Дед Пеха поднялся с колен, поправил на голове колпак и зачастил, прижимая руки к груди и брызгая слюной из беззубого рта:

– Како ж то!.. То ж мы!.. Свенушка, мы-то, мы-то чо ж? Воля батюшки! Явил – не побрезговал! Чо ты, Свенушка? Сполним, все сполним – не гневись тока! Внял-услышал тя Перун-батюшка! Князь, истинный князь! Принял, принял батюшка слово твое, как есть – принял! С ныне мы в воле твоей – чо повелишь, все сполним, не гневись тока!

– Уймись, старый, – выдохнул Свен и отпустил черен меча, так и не заголив оружие. – То – пустое все… Прибрал бог сыночка… Сколь лет пестовал… Пока-то другой вырастет…

Вар-ка чувствовал, как старый воин стремительно уходит от мира – то ли погружается в шок, то ли просто в себя. Его хватило на короткий всплеск, чтобы рыкнуть на дедов, и… пустота.

Сзади раздалось сопение и треск ломающихся веток. Вар-ка оглянулся – через кусты напрямик ломился Николай. Свен тоже посмотрел в его сторону, но, кажется, не увидел и отвернулся. Он шагнул к терпеливо ожидавшему коню и стал вынимать из седельной сумы Лютины доспехи. Потом опустился на колени и начал обряжать мертвого. Он действовал неумело, неловко, но помощи не просил.

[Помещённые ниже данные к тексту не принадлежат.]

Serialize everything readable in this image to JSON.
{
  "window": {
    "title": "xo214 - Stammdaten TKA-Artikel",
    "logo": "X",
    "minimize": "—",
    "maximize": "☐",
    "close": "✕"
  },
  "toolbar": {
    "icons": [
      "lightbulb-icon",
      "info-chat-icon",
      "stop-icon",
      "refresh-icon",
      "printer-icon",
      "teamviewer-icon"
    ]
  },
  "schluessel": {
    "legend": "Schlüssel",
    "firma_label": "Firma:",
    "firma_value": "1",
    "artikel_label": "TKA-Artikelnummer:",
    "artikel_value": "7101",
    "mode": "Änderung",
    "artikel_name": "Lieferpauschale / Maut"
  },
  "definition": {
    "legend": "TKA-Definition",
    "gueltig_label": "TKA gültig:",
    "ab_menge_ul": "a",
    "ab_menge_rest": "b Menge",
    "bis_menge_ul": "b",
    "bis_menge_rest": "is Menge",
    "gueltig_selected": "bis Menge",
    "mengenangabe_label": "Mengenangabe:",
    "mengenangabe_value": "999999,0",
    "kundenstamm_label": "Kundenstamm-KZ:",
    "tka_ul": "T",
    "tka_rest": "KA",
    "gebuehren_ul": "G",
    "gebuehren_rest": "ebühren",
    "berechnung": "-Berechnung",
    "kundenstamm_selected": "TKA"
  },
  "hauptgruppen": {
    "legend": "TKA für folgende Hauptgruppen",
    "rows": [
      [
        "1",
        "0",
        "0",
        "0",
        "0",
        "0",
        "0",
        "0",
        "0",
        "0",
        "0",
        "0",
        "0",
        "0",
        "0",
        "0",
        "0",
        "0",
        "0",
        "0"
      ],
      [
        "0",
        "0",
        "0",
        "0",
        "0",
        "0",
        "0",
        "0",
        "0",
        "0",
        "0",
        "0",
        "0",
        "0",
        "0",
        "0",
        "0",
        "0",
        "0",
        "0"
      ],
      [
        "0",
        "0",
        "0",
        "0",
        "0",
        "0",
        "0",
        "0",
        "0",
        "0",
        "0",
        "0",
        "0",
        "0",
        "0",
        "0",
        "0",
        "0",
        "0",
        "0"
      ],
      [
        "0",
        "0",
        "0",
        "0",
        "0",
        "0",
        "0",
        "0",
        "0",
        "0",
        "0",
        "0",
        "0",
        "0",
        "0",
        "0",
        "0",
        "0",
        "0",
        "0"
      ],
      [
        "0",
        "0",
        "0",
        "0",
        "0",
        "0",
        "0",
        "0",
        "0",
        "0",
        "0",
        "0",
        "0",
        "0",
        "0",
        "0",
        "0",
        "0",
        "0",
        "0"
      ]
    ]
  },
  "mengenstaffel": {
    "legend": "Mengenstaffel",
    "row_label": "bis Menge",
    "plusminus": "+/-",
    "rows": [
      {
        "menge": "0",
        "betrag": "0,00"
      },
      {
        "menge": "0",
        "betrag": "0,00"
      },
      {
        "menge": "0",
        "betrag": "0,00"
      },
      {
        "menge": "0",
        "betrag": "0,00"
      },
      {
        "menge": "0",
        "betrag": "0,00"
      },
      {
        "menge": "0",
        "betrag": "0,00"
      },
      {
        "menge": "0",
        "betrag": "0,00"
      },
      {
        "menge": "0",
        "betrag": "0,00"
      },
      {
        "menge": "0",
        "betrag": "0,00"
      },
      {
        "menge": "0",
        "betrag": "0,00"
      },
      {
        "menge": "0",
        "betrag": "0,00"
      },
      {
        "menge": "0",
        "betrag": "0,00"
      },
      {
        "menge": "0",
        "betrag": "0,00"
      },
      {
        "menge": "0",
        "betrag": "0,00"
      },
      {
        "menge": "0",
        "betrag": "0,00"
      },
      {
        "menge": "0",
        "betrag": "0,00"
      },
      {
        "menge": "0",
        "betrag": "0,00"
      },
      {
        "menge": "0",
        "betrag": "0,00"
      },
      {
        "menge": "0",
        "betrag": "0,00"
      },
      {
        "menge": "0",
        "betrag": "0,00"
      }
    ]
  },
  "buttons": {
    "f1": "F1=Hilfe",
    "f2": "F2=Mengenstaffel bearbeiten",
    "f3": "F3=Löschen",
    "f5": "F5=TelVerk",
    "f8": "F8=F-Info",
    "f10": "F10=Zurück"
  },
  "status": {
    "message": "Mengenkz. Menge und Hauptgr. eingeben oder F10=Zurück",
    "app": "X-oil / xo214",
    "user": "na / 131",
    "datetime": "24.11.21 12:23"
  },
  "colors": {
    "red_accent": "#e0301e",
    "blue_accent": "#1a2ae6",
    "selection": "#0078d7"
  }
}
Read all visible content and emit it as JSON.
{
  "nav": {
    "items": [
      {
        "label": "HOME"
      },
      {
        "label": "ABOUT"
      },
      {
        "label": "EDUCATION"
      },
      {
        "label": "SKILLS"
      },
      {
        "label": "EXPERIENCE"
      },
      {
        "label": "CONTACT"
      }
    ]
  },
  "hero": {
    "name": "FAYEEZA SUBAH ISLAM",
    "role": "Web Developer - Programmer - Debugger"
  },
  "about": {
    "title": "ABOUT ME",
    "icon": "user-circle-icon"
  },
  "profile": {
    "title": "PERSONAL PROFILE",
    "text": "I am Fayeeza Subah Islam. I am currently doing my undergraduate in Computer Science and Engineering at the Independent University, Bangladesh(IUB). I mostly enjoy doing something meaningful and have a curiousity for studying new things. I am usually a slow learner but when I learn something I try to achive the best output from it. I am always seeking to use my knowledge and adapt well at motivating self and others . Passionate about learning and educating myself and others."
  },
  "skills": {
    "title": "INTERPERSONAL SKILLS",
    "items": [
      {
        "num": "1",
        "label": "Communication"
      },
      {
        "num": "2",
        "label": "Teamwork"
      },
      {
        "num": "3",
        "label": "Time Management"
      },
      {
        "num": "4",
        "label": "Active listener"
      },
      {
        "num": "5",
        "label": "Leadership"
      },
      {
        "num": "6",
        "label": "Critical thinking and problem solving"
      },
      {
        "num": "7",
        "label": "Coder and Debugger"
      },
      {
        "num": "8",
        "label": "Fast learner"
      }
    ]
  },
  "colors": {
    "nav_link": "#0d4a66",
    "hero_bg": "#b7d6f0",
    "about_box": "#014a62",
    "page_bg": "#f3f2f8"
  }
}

– Ч-черт, не успел! – с трудом переводя дыхание и вытирая пот, прошептал Николай. – Понимаешь: идет и идет, вроде и не быстро, а никак не догнать! А тут еще пожог этот – коряги торчат! Думал, сдохну…

– Тише! Это ты его?

– Ты что?! Хотя… Я бы с удовольствием! Мужик это… Он там недалеко от нас тоже деревья рубил. Меня Лютя к нему подогнал и стал над ним издеваться – спрашивать, человек он или червяк. А если он человек, то не хочет ли с ним сразиться?

– Бить начал?

– Ну да – плетью… Мужик-то в одной рубахе работал. А Лютя… Ты же знаешь: он как первую кровь увидит, уже остановиться не может.

– Представляю!

– Мужик уже и кричать перестал, только голову руками прикрывает. Честно скажу: собрался я уже Лютю того… Но не успел. Из кустов пацан выскочил – Ганька наш. Люте в ногу вцепился и орет: оставь дядьку, меня бей! Ну, тот, конечно, обрадовался… Короче, пока Лютя Ганьке шею сворачивал, мужик очухался и за топор. Засадил ему в спину, а сам на землю сел и ревет. Я к нему, а он бред какой-то несет: дед, мол, накажет, не велено было! Я так ничего и не понял, но подумал, что надо хоть Лютю прибрать, чтоб нашли не сразу. Все равно найдут, но, может, успеем что-нибудь придумать. Только он как-то так раскорячился и с седла не падает. Я к нему, а конь не подпускает, уходит. Так и не догнал. А здесь что такое?